Coal is by far the most polluting fuel that we use. It produces the most carbon emissions per unit of energy, and impurities in the coal produce a lot of sulfur dioxide aerosols, as well as nitrous and nitrogen oxides. Then there’s the coal ash that’s left behind, which typically contains a lot of toxic metals. The health benefits of displacing coal power are typically estimated to be well above the costs of the new generating equipment.

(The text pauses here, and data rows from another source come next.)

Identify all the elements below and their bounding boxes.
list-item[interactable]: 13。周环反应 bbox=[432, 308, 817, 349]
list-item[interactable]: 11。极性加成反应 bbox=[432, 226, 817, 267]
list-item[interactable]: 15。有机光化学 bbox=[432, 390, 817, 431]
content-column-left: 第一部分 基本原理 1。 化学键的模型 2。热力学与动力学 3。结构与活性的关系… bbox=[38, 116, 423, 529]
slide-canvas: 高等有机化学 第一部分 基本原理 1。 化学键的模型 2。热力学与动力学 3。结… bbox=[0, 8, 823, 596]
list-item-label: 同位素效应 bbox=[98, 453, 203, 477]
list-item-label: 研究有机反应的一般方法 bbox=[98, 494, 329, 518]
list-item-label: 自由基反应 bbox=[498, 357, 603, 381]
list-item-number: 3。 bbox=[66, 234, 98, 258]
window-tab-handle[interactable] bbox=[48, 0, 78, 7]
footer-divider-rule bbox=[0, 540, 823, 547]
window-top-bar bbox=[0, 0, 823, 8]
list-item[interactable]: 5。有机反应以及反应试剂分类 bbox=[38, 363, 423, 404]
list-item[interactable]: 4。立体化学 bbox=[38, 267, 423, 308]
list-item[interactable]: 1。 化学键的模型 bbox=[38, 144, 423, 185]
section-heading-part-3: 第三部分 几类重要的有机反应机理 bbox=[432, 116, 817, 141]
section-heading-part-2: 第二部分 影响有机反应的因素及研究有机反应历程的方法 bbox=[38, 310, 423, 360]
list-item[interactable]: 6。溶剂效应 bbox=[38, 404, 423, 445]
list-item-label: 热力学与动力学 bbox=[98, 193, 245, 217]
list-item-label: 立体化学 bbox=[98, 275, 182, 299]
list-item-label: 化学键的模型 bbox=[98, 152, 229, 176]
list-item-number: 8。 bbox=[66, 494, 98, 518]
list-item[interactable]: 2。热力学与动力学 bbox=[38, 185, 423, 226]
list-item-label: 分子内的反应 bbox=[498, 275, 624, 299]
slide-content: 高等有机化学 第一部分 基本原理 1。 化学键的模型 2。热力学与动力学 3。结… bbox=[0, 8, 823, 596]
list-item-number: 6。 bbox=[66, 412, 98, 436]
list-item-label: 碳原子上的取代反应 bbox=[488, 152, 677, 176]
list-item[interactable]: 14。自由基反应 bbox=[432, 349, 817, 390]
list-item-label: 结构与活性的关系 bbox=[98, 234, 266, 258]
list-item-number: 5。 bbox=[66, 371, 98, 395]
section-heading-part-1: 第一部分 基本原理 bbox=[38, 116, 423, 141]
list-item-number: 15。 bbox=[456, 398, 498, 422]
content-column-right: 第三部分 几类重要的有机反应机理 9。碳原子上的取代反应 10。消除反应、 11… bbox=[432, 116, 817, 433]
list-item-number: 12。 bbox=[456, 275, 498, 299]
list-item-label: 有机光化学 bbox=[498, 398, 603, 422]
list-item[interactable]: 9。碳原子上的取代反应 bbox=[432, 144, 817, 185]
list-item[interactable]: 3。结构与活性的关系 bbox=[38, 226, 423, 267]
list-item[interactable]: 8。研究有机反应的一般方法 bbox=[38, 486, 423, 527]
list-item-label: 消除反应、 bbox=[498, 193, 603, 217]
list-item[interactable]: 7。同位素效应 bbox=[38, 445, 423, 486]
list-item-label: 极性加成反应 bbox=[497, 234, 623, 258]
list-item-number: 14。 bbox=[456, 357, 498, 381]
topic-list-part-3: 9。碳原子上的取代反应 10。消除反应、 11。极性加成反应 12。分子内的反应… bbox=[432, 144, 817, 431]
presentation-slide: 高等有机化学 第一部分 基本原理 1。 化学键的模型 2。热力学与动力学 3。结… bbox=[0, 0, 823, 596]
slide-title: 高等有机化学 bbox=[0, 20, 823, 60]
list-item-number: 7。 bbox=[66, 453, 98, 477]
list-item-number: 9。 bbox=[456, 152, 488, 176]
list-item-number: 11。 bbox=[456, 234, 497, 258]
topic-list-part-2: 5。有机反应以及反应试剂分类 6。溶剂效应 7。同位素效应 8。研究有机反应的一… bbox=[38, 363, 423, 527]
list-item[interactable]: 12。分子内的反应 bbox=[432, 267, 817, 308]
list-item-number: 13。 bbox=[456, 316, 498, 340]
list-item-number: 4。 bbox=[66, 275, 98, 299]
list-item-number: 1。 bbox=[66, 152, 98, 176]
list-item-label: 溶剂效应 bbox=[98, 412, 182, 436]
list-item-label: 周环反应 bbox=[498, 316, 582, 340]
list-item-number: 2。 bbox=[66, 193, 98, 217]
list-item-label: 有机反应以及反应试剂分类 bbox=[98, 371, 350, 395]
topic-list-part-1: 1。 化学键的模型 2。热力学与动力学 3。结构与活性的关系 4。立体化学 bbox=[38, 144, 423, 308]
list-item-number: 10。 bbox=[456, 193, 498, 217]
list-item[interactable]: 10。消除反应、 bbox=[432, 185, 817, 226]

But a new study suggests that the problems with coal-derived pollution go beyond health; it interferes with other power sources. Researchers have found that aerosols, both natural and human-derived, significantly reduce the power we could be getting from solar panels, to the tune of hundreds of terawatts a year. And a lot of those aerosols come from burning coal.

A big impact

The new work, done by a team in the UK, is based on a new global inventory of solar facilities. This started with known inventories of solar facilities, and was supplemented with AI-analyzed satellite imagery and crowdsourced records of locations. Satellite images were then used to determine the size of these facilities, and location-tagged weather data could then be used to estimate their power production.

That could then be used to estimate what the facilities would be producing if clouds and/or aerosols weren’t scattering the sunlight that would otherwise reach the panels. This produced some significant numbers. In 2023, for example, over a quarter of the potential solar power production was lost, with over 20 percent due to clouds and another 6 percent from aerosols. That works out to be a bit over 500 terawatt-hours, or the full annual output of 84 coal plants (each with a 1 GW generating capacity).

Aerosols alone are a major contributor to these losses. The researchers note that, for the five years leading up to 2023, we installed enough solar capacity to produce an average of 250 TW-hr of additional power per year, but were losing 75 TW-hr of that to aerosols. (Obviously, solar production kept going up because the existing capacity rose each year.)